Неловко избоченив голову, Клос Штикельмайер с откровенным любопытством поглядел на парня, не скрывая на губах иезуитской усмешки, поинтересовался:
– Эверт, честно признайся, ты спал с ней? Ну, или хотя бы за грудь держал?
От беспардонного вопроса старшего и разбитного товарища, который уже успел отличиться и в борделе с проститутками, и в грабеже гражданских еврейских лиц, у парня на щеках выступил густой румянец.
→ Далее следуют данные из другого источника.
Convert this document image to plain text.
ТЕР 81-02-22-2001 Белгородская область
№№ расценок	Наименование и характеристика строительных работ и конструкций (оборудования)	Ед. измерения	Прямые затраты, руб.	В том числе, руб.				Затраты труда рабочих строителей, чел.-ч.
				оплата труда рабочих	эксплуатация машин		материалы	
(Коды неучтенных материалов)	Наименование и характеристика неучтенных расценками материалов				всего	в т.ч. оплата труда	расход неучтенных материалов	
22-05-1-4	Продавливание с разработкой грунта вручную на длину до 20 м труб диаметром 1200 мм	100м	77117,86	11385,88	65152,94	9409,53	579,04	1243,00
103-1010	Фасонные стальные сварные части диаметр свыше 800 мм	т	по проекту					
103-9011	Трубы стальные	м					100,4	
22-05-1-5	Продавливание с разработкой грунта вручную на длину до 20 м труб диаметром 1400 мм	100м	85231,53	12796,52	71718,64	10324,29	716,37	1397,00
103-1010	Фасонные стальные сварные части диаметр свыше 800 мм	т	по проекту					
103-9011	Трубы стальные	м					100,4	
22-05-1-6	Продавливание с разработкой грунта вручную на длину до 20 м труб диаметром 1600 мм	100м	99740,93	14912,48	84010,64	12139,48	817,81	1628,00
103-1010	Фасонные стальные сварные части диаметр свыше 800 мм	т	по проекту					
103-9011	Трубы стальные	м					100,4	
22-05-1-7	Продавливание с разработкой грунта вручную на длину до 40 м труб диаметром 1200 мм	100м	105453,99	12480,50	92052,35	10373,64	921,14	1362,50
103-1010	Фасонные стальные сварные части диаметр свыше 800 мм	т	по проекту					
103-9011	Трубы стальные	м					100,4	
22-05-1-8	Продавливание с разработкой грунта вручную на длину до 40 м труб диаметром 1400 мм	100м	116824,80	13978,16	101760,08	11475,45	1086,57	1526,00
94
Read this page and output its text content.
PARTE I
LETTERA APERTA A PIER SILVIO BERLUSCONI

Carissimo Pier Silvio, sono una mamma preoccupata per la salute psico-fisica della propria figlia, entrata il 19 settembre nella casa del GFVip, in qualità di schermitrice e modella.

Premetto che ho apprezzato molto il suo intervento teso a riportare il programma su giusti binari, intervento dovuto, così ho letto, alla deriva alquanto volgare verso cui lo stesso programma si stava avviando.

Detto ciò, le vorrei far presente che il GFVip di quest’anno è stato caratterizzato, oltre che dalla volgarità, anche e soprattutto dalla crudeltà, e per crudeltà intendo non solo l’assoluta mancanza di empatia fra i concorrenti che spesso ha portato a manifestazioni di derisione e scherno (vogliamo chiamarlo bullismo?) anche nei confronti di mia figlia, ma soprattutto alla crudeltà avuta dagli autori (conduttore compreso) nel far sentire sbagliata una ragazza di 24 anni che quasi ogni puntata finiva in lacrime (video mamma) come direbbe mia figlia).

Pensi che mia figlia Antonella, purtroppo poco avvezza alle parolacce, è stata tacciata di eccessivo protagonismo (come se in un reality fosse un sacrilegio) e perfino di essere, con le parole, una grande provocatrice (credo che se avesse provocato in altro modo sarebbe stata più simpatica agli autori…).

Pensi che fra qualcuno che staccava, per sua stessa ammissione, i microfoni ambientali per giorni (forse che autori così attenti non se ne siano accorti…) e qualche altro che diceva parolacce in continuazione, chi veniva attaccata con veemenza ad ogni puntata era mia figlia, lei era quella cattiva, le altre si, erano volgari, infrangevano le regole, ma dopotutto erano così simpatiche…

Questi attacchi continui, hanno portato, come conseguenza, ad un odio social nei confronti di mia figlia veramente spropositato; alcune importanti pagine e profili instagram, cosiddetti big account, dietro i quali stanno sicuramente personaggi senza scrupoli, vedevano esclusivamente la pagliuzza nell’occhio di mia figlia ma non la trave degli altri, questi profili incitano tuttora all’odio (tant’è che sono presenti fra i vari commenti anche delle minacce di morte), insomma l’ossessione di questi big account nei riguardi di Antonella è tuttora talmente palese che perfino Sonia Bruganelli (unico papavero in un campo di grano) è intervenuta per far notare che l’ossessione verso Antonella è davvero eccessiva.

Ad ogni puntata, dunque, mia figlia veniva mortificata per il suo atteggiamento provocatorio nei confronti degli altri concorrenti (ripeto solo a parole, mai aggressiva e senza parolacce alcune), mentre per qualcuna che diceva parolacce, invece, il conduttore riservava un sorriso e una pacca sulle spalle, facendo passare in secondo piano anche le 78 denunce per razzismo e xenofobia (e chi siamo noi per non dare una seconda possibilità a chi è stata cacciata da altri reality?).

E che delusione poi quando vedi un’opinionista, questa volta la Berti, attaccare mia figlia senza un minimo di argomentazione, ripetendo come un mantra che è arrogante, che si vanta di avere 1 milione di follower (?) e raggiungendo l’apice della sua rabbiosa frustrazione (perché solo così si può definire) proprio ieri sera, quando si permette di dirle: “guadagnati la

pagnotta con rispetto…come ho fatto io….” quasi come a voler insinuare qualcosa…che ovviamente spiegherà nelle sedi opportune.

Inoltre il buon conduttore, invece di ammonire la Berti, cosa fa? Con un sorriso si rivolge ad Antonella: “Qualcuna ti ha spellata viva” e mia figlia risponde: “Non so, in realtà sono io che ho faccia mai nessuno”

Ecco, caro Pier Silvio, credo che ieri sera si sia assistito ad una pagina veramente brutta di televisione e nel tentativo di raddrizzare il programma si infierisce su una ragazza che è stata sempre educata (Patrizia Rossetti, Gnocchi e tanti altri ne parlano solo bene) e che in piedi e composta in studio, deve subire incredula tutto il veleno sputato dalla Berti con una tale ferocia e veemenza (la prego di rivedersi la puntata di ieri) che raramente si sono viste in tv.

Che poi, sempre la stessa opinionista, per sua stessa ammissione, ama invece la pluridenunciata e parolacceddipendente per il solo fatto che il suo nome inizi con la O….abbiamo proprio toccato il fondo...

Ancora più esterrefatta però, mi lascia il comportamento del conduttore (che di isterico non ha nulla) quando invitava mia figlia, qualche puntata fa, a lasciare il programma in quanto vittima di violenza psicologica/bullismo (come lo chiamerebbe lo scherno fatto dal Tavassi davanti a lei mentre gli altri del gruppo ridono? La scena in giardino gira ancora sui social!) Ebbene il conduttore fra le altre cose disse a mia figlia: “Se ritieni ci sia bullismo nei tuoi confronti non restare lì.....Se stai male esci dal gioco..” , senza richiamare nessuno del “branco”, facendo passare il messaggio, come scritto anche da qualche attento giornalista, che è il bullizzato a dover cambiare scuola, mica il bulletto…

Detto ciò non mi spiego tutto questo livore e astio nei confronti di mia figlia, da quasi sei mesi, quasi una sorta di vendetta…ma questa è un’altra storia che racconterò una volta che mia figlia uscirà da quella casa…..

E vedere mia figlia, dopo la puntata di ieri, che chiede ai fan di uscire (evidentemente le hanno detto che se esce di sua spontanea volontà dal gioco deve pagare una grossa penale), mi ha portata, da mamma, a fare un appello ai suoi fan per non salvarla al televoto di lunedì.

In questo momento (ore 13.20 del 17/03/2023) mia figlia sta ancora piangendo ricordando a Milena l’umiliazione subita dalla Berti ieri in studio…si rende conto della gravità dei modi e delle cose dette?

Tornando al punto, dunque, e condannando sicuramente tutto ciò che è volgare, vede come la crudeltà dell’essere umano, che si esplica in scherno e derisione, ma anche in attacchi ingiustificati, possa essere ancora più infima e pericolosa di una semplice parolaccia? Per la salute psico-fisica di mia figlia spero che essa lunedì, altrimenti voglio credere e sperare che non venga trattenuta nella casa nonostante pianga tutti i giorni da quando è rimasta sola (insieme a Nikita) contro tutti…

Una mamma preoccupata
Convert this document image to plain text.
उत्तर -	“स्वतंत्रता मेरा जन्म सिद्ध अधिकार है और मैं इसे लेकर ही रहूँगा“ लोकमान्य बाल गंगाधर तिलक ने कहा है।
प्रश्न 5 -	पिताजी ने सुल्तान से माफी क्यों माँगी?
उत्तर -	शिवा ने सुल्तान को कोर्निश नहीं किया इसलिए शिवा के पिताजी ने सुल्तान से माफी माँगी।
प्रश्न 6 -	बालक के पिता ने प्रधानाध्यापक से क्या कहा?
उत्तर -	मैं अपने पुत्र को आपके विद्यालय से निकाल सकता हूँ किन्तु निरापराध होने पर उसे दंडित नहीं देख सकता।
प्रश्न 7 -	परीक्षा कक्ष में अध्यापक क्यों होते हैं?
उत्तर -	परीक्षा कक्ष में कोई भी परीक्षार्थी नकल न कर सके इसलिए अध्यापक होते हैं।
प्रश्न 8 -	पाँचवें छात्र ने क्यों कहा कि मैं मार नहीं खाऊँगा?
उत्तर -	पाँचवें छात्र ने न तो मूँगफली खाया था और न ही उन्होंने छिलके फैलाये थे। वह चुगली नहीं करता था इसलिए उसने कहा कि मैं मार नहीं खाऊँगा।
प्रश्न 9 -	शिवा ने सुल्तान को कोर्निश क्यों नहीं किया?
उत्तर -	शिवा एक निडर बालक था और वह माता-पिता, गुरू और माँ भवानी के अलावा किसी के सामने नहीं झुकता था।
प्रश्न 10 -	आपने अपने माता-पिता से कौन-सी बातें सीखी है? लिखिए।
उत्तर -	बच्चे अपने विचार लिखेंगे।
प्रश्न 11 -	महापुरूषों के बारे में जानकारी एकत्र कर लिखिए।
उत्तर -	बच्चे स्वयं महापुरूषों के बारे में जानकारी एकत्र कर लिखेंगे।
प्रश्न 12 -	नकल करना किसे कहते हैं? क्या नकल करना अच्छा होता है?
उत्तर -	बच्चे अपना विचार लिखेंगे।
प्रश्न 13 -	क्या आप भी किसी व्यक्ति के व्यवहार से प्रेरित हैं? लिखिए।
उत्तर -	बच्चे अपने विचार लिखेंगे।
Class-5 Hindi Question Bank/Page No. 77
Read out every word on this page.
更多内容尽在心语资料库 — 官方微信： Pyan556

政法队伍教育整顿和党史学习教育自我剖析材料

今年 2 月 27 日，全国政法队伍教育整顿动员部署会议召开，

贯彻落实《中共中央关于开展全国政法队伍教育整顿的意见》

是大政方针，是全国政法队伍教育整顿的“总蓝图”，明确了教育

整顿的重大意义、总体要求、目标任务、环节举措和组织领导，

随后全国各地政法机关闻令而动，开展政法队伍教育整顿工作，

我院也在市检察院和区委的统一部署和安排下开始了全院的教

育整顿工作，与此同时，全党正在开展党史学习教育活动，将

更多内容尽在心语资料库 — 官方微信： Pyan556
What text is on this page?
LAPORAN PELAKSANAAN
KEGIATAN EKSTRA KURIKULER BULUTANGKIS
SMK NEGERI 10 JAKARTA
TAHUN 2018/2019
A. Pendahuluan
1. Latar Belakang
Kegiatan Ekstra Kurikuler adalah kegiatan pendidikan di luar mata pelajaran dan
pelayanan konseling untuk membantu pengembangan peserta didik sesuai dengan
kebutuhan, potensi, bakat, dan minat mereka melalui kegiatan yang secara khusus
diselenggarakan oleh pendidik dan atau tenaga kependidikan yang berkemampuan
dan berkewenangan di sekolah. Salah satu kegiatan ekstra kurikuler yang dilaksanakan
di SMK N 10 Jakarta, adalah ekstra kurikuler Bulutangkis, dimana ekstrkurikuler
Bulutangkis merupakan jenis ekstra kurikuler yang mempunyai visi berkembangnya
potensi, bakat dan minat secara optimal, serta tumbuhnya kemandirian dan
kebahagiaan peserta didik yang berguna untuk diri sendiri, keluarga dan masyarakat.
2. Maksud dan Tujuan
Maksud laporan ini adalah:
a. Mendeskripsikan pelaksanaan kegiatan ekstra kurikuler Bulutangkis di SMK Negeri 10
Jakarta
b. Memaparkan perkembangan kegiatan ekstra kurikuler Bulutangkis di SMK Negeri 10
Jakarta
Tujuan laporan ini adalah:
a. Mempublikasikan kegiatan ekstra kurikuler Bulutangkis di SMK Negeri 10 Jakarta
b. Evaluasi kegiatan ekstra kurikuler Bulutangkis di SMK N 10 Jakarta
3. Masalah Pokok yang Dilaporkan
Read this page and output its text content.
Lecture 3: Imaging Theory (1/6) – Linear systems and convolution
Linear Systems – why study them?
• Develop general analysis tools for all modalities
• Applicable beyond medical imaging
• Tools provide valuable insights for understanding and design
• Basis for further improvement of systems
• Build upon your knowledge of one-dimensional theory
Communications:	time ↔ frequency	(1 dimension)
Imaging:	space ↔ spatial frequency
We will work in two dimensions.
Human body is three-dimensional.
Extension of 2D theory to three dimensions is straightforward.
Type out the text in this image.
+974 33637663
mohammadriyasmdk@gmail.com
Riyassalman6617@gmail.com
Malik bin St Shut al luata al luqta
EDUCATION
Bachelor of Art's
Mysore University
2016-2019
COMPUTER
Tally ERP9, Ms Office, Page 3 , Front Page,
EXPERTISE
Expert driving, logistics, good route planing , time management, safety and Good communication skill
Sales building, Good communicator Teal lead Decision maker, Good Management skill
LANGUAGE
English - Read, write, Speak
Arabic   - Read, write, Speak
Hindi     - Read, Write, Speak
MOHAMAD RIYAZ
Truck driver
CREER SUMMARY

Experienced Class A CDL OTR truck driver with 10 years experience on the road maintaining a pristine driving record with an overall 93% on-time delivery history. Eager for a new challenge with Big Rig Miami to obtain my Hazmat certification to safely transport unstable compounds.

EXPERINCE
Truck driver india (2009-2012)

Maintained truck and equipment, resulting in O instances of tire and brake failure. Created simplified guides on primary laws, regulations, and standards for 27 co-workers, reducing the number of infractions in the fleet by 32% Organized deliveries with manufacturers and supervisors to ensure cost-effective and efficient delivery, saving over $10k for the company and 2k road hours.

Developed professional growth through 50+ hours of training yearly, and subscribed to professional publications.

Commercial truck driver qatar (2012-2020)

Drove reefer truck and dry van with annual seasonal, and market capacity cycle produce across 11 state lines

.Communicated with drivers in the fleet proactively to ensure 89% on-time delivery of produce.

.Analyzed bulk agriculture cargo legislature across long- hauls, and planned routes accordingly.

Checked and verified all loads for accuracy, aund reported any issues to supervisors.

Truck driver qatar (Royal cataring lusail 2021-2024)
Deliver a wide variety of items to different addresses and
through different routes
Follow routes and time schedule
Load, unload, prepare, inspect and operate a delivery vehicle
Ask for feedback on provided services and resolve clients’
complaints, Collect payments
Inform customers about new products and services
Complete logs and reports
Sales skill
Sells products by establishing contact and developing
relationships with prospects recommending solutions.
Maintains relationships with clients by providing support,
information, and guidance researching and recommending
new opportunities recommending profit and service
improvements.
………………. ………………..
– Успеется ещё, – неуверенно ответил он, и тотчас в смущении отвернулся лицом к пышущему жаром огню, чтобы никто не заметил, как он покраснел. – Вся жизнь впереди.
– Держу пари, без ордена она ему ни за что не даст! – язвительно заметил Берхард, чтобы позлить молодого приятеля, который, судя по его поведению, очень стесняется подобного разговора. – Вот орден получит, и сразу в отпуск. Тогда между ними всё и произойдёт.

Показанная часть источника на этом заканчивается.